Sagittal imbalance is when your spine is not in good balance as viewed from the side. A significant hyper- or hypo- kyphosis or lordosis will tend to result in your head not being quite where it should be as viewed from the side. If you take an xray from the side, and drop a plumb line from the front of C7 down to the sacrum, that line should touch the front of the top of the sacrum (S1). If it is forward of this line, then you have positive sagittal balance, if it's behind it you have negative sagittal balance.

gerbo
11th November 2005, 02:34 PM
Originally posted by Pauline@Nov 7 2005, 09:46 AM
I try to avoid activities that require overuse of my right convex side, because this causes flareups.

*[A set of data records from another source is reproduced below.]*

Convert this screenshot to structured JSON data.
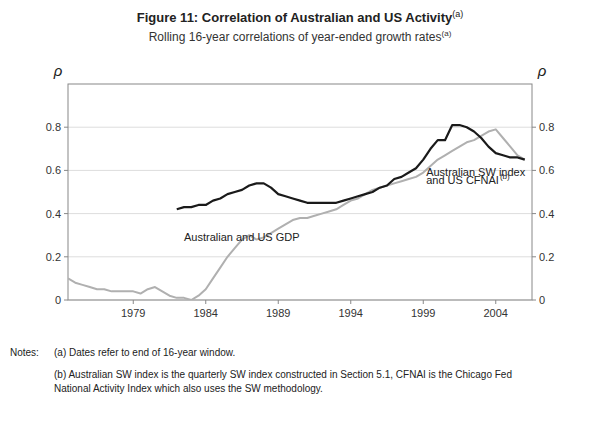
{
  "chart_data": {
    "type": "line",
    "title": "Figure 11: Correlation of Australian and US Activity",
    "title_note": "(a)",
    "subtitle": "Rolling 16-year correlations of year-ended growth rates",
    "subtitle_note": "(a)",
    "ylabel": "ρ",
    "y2label": "ρ",
    "xlim": [
      1974.5,
      2006.5
    ],
    "xticks": [
      1979,
      1984,
      1989,
      1994,
      1999,
      2004
    ],
    "ylim": [
      0,
      1.0
    ],
    "yticks": [
      0,
      0.2,
      0.4,
      0.6,
      0.8
    ],
    "y2lim": [
      0,
      1.0
    ],
    "y2ticks": [
      0,
      0.2,
      0.4,
      0.6,
      0.8
    ],
    "grid": true,
    "series": [
      {
        "name": "Australian and US GDP",
        "color": "#b0b0b0",
        "x": [
          1974.5,
          1975.0,
          1975.5,
          1976.0,
          1976.5,
          1977.0,
          1977.5,
          1978.0,
          1978.5,
          1979.0,
          1979.5,
          1980.0,
          1980.5,
          1981.0,
          1981.5,
          1982.0,
          1982.5,
          1983.0,
          1983.5,
          1984.0,
          1984.5,
          1985.0,
          1985.5,
          1986.0,
          1986.5,
          1987.0,
          1987.5,
          1988.0,
          1988.5,
          1989.0,
          1989.5,
          1990.0,
          1990.5,
          1991.0,
          1991.5,
          1992.0,
          1992.5,
          1993.0,
          1993.5,
          1994.0,
          1994.5,
          1995.0,
          1995.5,
          1996.0,
          1996.5,
          1997.0,
          1997.5,
          1998.0,
          1998.5,
          1999.0,
          1999.5,
          2000.0,
          2000.5,
          2001.0,
          2001.5,
          2002.0,
          2002.5,
          2003.0,
          2003.5,
          2004.0,
          2004.5,
          2005.0,
          2005.5,
          2006.0
        ],
        "values": [
          0.1,
          0.08,
          0.07,
          0.06,
          0.05,
          0.05,
          0.04,
          0.04,
          0.04,
          0.04,
          0.03,
          0.05,
          0.06,
          0.04,
          0.02,
          0.01,
          0.01,
          0.0,
          0.02,
          0.05,
          0.1,
          0.15,
          0.2,
          0.24,
          0.28,
          0.3,
          0.28,
          0.29,
          0.31,
          0.33,
          0.35,
          0.37,
          0.38,
          0.38,
          0.39,
          0.4,
          0.41,
          0.42,
          0.44,
          0.46,
          0.47,
          0.49,
          0.51,
          0.52,
          0.53,
          0.54,
          0.55,
          0.56,
          0.57,
          0.59,
          0.62,
          0.65,
          0.67,
          0.69,
          0.71,
          0.73,
          0.74,
          0.76,
          0.78,
          0.79,
          0.75,
          0.71,
          0.67,
          0.65
        ]
      },
      {
        "name": "Australian SW index and US CFNAI",
        "color": "#1a1a1a",
        "x": [
          1982.0,
          1982.5,
          1983.0,
          1983.5,
          1984.0,
          1984.5,
          1985.0,
          1985.5,
          1986.0,
          1986.5,
          1987.0,
          1987.5,
          1988.0,
          1988.5,
          1989.0,
          1989.5,
          1990.0,
          1990.5,
          1991.0,
          1991.5,
          1992.0,
          1992.5,
          1993.0,
          1993.5,
          1994.0,
          1994.5,
          1995.0,
          1995.5,
          1996.0,
          1996.5,
          1997.0,
          1997.5,
          1998.0,
          1998.5,
          1999.0,
          1999.5,
          2000.0,
          2000.5,
          2001.0,
          2001.5,
          2002.0,
          2002.5,
          2003.0,
          2003.5,
          2004.0,
          2004.5,
          2005.0,
          2005.5,
          2006.0
        ],
        "values": [
          0.42,
          0.43,
          0.43,
          0.44,
          0.44,
          0.46,
          0.47,
          0.49,
          0.5,
          0.51,
          0.53,
          0.54,
          0.54,
          0.52,
          0.49,
          0.48,
          0.47,
          0.46,
          0.45,
          0.45,
          0.45,
          0.45,
          0.45,
          0.46,
          0.47,
          0.48,
          0.49,
          0.5,
          0.52,
          0.53,
          0.56,
          0.57,
          0.59,
          0.61,
          0.65,
          0.7,
          0.74,
          0.74,
          0.81,
          0.81,
          0.8,
          0.78,
          0.75,
          0.71,
          0.68,
          0.67,
          0.66,
          0.66,
          0.65
        ]
      }
    ],
    "annotations": [
      {
        "text": "Australian and US GDP",
        "x": 1982.5,
        "y": 0.275
      },
      {
        "text": "Australian SW index",
        "x": 1999.2,
        "y": 0.575
      },
      {
        "text": "and US CFNAI",
        "superscript": "(b)",
        "x": 1999.2,
        "y": 0.535
      }
    ],
    "notes_heading": "Notes:",
    "notes": [
      "(a) Dates refer to end of 16-year window.",
      "(b) Australian SW index is the quarterly SW index constructed in Section 5.1, CFNAI is the Chicago Fed",
      "National Activity Index which also uses the SW methodology."
    ]
  }
}
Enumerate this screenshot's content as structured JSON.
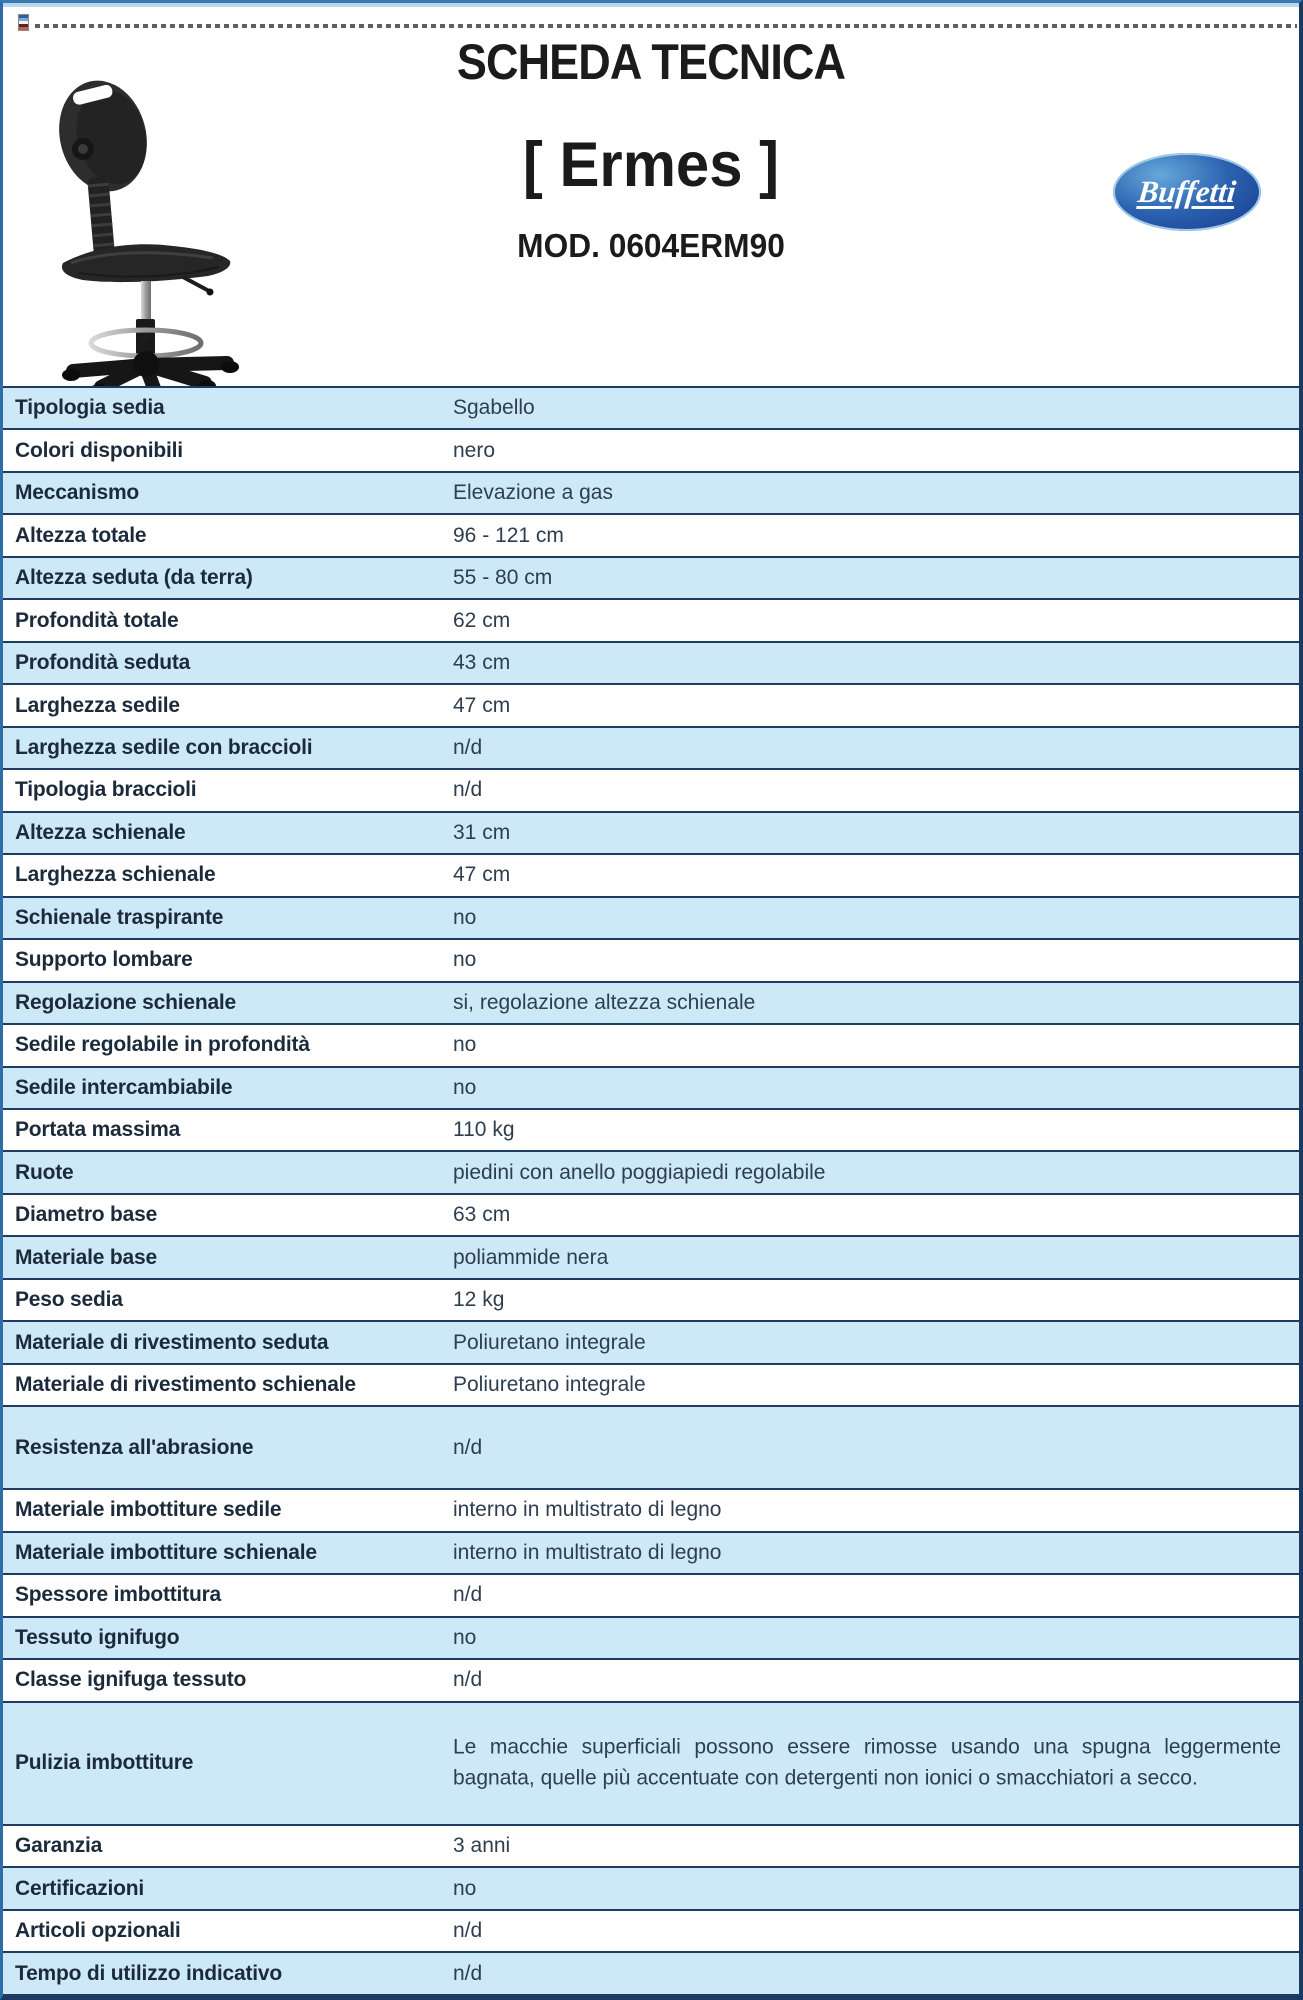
{
  "header": {
    "title": "SCHEDA TECNICA",
    "product": "[ Ermes ]",
    "model": "MOD. 0604ERM90",
    "brand": "Buffetti"
  },
  "icons": {
    "placeholder_icon": "broken-image-icon",
    "chair_image": "black drafting stool with backrest, gas lift, foot ring and 5-star base",
    "brand_logo": "blue ellipse Buffetti logo"
  },
  "colors": {
    "row_blue": "#cde9f8",
    "row_white": "#ffffff",
    "border_navy": "#1e3c5f",
    "label_text": "#1c2b3b",
    "value_text": "#2e3e4e",
    "logo_blue": "#2b62b0"
  },
  "table": {
    "rows": [
      {
        "label": "Tipologia sedia",
        "value": "Sgabello",
        "size": "normal"
      },
      {
        "label": "Colori disponibili",
        "value": "nero",
        "size": "normal"
      },
      {
        "label": "Meccanismo",
        "value": "Elevazione a gas",
        "size": "normal"
      },
      {
        "label": "Altezza totale",
        "value": "96 - 121 cm",
        "size": "normal"
      },
      {
        "label": "Altezza seduta (da terra)",
        "value": "55 - 80 cm",
        "size": "normal"
      },
      {
        "label": "Profondità totale",
        "value": "62 cm",
        "size": "normal"
      },
      {
        "label": "Profondità seduta",
        "value": "43 cm",
        "size": "normal"
      },
      {
        "label": "Larghezza sedile",
        "value": "47 cm",
        "size": "normal"
      },
      {
        "label": "Larghezza sedile con braccioli",
        "value": "n/d",
        "size": "normal"
      },
      {
        "label": "Tipologia braccioli",
        "value": "n/d",
        "size": "normal"
      },
      {
        "label": "Altezza schienale",
        "value": "31 cm",
        "size": "normal"
      },
      {
        "label": "Larghezza schienale",
        "value": "47 cm",
        "size": "normal"
      },
      {
        "label": "Schienale traspirante",
        "value": "no",
        "size": "normal"
      },
      {
        "label": "Supporto lombare",
        "value": "no",
        "size": "normal"
      },
      {
        "label": "Regolazione schienale",
        "value": "si, regolazione altezza schienale",
        "size": "normal"
      },
      {
        "label": "Sedile regolabile in profondità",
        "value": "no",
        "size": "normal"
      },
      {
        "label": "Sedile intercambiabile",
        "value": "no",
        "size": "normal"
      },
      {
        "label": "Portata massima",
        "value": "110 kg",
        "size": "normal"
      },
      {
        "label": "Ruote",
        "value": "piedini con anello poggiapiedi regolabile",
        "size": "normal"
      },
      {
        "label": "Diametro base",
        "value": "63 cm",
        "size": "normal"
      },
      {
        "label": "Materiale base",
        "value": "poliammide nera",
        "size": "normal"
      },
      {
        "label": "Peso sedia",
        "value": "12 kg",
        "size": "normal"
      },
      {
        "label": "Materiale di rivestimento seduta",
        "value": "Poliuretano integrale",
        "size": "normal"
      },
      {
        "label": "Materiale di rivestimento schienale",
        "value": "Poliuretano integrale",
        "size": "normal"
      },
      {
        "label": "Resistenza all'abrasione",
        "value": "n/d",
        "size": "tall"
      },
      {
        "label": "Materiale imbottiture sedile",
        "value": "interno in multistrato di legno",
        "size": "normal"
      },
      {
        "label": "Materiale imbottiture schienale",
        "value": "interno in multistrato di legno",
        "size": "normal"
      },
      {
        "label": "Spessore imbottitura",
        "value": "n/d",
        "size": "normal"
      },
      {
        "label": "Tessuto ignifugo",
        "value": "no",
        "size": "normal"
      },
      {
        "label": "Classe ignifuga tessuto",
        "value": "n/d",
        "size": "normal"
      },
      {
        "label": "Pulizia imbottiture",
        "value": "Le macchie superficiali possono essere rimosse usando una spugna leggermente bagnata, quelle più accentuate con detergenti non ionici  o smacchiatori a secco.",
        "size": "xtall"
      },
      {
        "label": "Garanzia",
        "value": "3 anni",
        "size": "normal"
      },
      {
        "label": "Certificazioni",
        "value": "no",
        "size": "normal"
      },
      {
        "label": "Articoli opzionali",
        "value": "n/d",
        "size": "normal"
      },
      {
        "label": "Tempo di utilizzo indicativo",
        "value": "n/d",
        "size": "normal"
      }
    ]
  }
}
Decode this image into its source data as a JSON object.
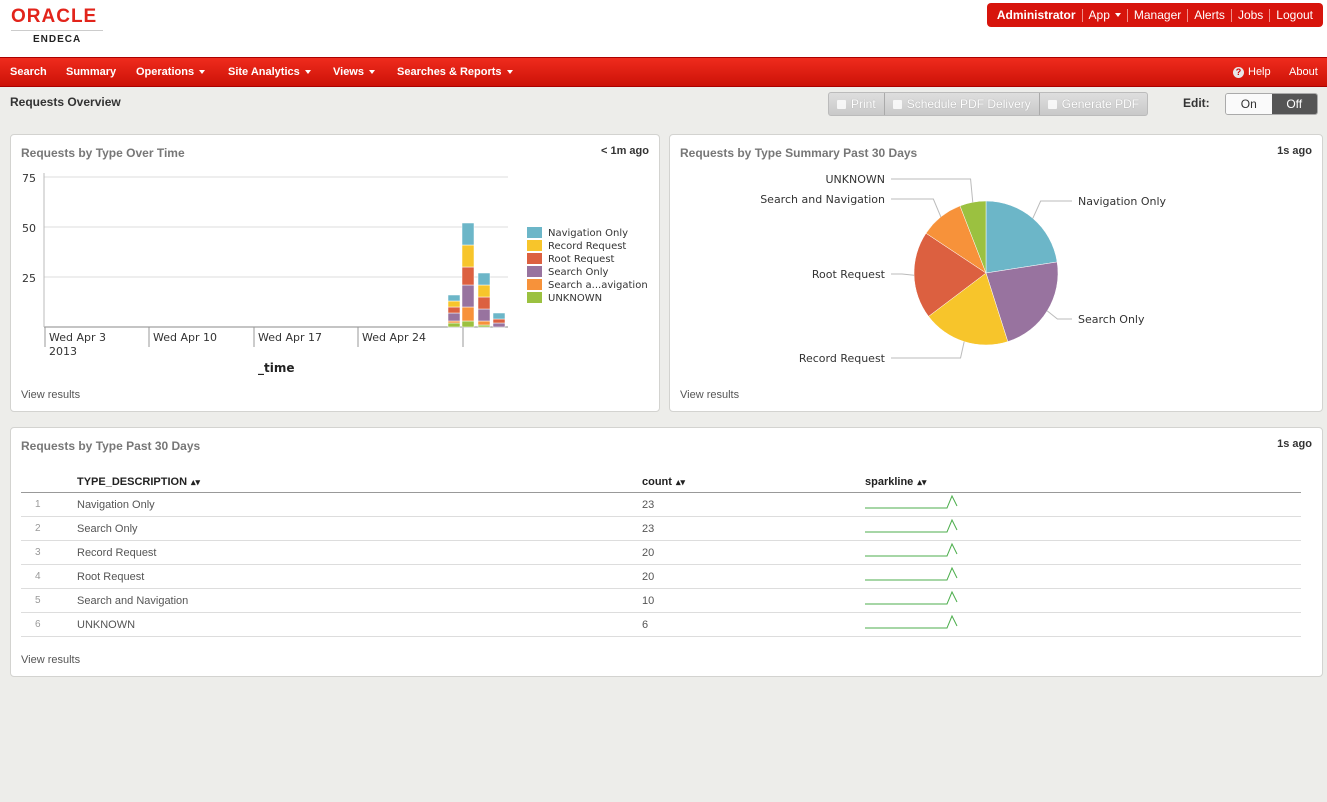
{
  "header": {
    "logo_top": "ORACLE",
    "logo_sub": "ENDECA",
    "user_nav": [
      "Administrator",
      "App",
      "Manager",
      "Alerts",
      "Jobs",
      "Logout"
    ]
  },
  "menu": {
    "items": [
      "Search",
      "Summary",
      "Operations",
      "Site Analytics",
      "Views",
      "Searches & Reports"
    ],
    "help": "Help",
    "about": "About"
  },
  "page": {
    "title": "Requests Overview",
    "print": "Print",
    "schedule": "Schedule PDF Delivery",
    "generate": "Generate PDF",
    "edit_label": "Edit:",
    "toggle_on": "On",
    "toggle_off": "Off"
  },
  "colors": {
    "accent": "#d7140c",
    "nav_only": "#6cb6c8",
    "record": "#f7c52b",
    "root": "#dc6040",
    "search_only": "#98739f",
    "search_nav": "#f7923a",
    "unknown": "#9bc140",
    "sparkline": "#4cae4c"
  },
  "panel1": {
    "title": "Requests by Type Over Time",
    "age": "< 1m ago",
    "link": "View results"
  },
  "panel2": {
    "title": "Requests by Type Summary Past 30 Days",
    "age": "1s ago",
    "link": "View results"
  },
  "panel3": {
    "title": "Requests by Type Past 30 Days",
    "age": "1s ago",
    "link": "View results"
  },
  "chart_data": [
    {
      "type": "bar",
      "stacked": true,
      "xlabel": "_time",
      "ylim": [
        0,
        75
      ],
      "yticks": [
        25,
        50,
        75
      ],
      "xticks": [
        {
          "label": "Wed Apr 3",
          "sub": "2013"
        },
        {
          "label": "Wed Apr 10",
          "sub": ""
        },
        {
          "label": "Wed Apr 17",
          "sub": ""
        },
        {
          "label": "Wed Apr 24",
          "sub": ""
        }
      ],
      "grid": true,
      "legend": "right",
      "series": [
        {
          "name": "Navigation Only",
          "color": "#6cb6c8",
          "values": [
            3,
            11,
            6,
            3
          ]
        },
        {
          "name": "Record Request",
          "color": "#f7c52b",
          "values": [
            3,
            11,
            6,
            0
          ]
        },
        {
          "name": "Root Request",
          "color": "#dc6040",
          "values": [
            3,
            9,
            6,
            2
          ]
        },
        {
          "name": "Search Only",
          "color": "#98739f",
          "values": [
            4,
            11,
            6,
            2
          ]
        },
        {
          "name": "Search a...avigation",
          "color": "#f7923a",
          "values": [
            1,
            7,
            2,
            0
          ]
        },
        {
          "name": "UNKNOWN",
          "color": "#9bc140",
          "values": [
            2,
            3,
            1,
            0
          ]
        }
      ]
    },
    {
      "type": "pie",
      "slices": [
        {
          "label": "Navigation Only",
          "value": 23,
          "color": "#6cb6c8"
        },
        {
          "label": "Search Only",
          "value": 23,
          "color": "#98739f"
        },
        {
          "label": "Record Request",
          "value": 20,
          "color": "#f7c52b"
        },
        {
          "label": "Root Request",
          "value": 20,
          "color": "#dc6040"
        },
        {
          "label": "Search and Navigation",
          "value": 10,
          "color": "#f7923a"
        },
        {
          "label": "UNKNOWN",
          "value": 6,
          "color": "#9bc140"
        }
      ]
    },
    {
      "type": "table",
      "columns": [
        "TYPE_DESCRIPTION",
        "count",
        "sparkline"
      ],
      "rows": [
        {
          "index": "1",
          "type": "Navigation Only",
          "count": "23"
        },
        {
          "index": "2",
          "type": "Search Only",
          "count": "23"
        },
        {
          "index": "3",
          "type": "Record Request",
          "count": "20"
        },
        {
          "index": "4",
          "type": "Root Request",
          "count": "20"
        },
        {
          "index": "5",
          "type": "Search and Navigation",
          "count": "10"
        },
        {
          "index": "6",
          "type": "UNKNOWN",
          "count": "6"
        }
      ]
    }
  ]
}
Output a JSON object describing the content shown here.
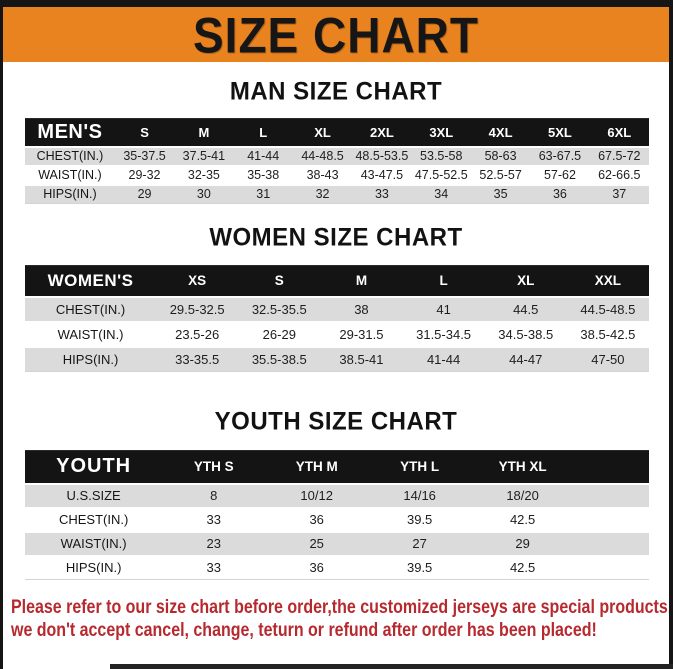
{
  "banner": {
    "title": "SIZE CHART"
  },
  "colors": {
    "banner_orange": "#E8831F",
    "frame_black": "#151515",
    "table_header_black": "#141414",
    "row_gray": "#DBDBDB",
    "disclaimer_red": "#B62A2F"
  },
  "sections": [
    {
      "title": "MAN SIZE CHART",
      "table": {
        "header": [
          "MEN'S",
          "S",
          "M",
          "L",
          "XL",
          "2XL",
          "3XL",
          "4XL",
          "5XL",
          "6XL"
        ],
        "rows": [
          {
            "label": "CHEST(IN.)",
            "values": [
              "35-37.5",
              "37.5-41",
              "41-44",
              "44-48.5",
              "48.5-53.5",
              "53.5-58",
              "58-63",
              "63-67.5",
              "67.5-72"
            ]
          },
          {
            "label": "WAIST(IN.)",
            "values": [
              "29-32",
              "32-35",
              "35-38",
              "38-43",
              "43-47.5",
              "47.5-52.5",
              "52.5-57",
              "57-62",
              "62-66.5"
            ]
          },
          {
            "label": "HIPS(IN.)",
            "values": [
              "29",
              "30",
              "31",
              "32",
              "33",
              "34",
              "35",
              "36",
              "37"
            ]
          }
        ]
      }
    },
    {
      "title": "WOMEN SIZE CHART",
      "table": {
        "header": [
          "WOMEN'S",
          "XS",
          "S",
          "M",
          "L",
          "XL",
          "XXL"
        ],
        "rows": [
          {
            "label": "CHEST(IN.)",
            "values": [
              "29.5-32.5",
              "32.5-35.5",
              "38",
              "41",
              "44.5",
              "44.5-48.5"
            ]
          },
          {
            "label": "WAIST(IN.)",
            "values": [
              "23.5-26",
              "26-29",
              "29-31.5",
              "31.5-34.5",
              "34.5-38.5",
              "38.5-42.5"
            ]
          },
          {
            "label": "HIPS(IN.)",
            "values": [
              "33-35.5",
              "35.5-38.5",
              "38.5-41",
              "41-44",
              "44-47",
              "47-50"
            ]
          }
        ]
      }
    },
    {
      "title": "YOUTH SIZE CHART",
      "table": {
        "header": [
          "YOUTH",
          "YTH S",
          "YTH M",
          "YTH L",
          "YTH XL"
        ],
        "rows": [
          {
            "label": "U.S.SIZE",
            "values": [
              "8",
              "10/12",
              "14/16",
              "18/20"
            ]
          },
          {
            "label": "CHEST(IN.)",
            "values": [
              "33",
              "36",
              "39.5",
              "42.5"
            ]
          },
          {
            "label": "WAIST(IN.)",
            "values": [
              "23",
              "25",
              "27",
              "29"
            ]
          },
          {
            "label": "HIPS(IN.)",
            "values": [
              "33",
              "36",
              "39.5",
              "42.5"
            ]
          }
        ]
      }
    }
  ],
  "disclaimer": {
    "line1": "Please refer to our size chart before order,the customized jerseys are special products,",
    "line2": "we don't accept cancel, change, teturn or refund after order has been placed!"
  }
}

Phil, it is important when you are lifting weights to let the instructor know that you have scoliosis. Not all will know anything about it but an interested instructor in a gym a good few years ago had me lifting slightly heavier weights for my concave/non-ribhump side to try to develop strenth on that part of my body.
In this context you might want to look at the article, which you find in downloads, on torsorotation exercises as a way to address the muscle assymetry between concave and convex side of the curve. This exercise allows you to pay more attention to the concave side. In Laura's case we are giving the concave side twice as much exposure as the convex side.

Do others find as well that the muscle bundle on the convex side is so much thicker as the one on the concave (=hollow) side of the curve??

sins
11th November 2005, 03:30 PM
Yes Gerbo, most definitely. I have far less muscle on my entire left side of body than on my right.That also applies to arms and legs.
Sins

jfkimberly
11th November 2005, 11:31 PM
Same for me. However, my syndrome has caused reduced ROM in my right shoulder, so I simply don't use it as much for reaching. So that's probably why I have less muscle development there.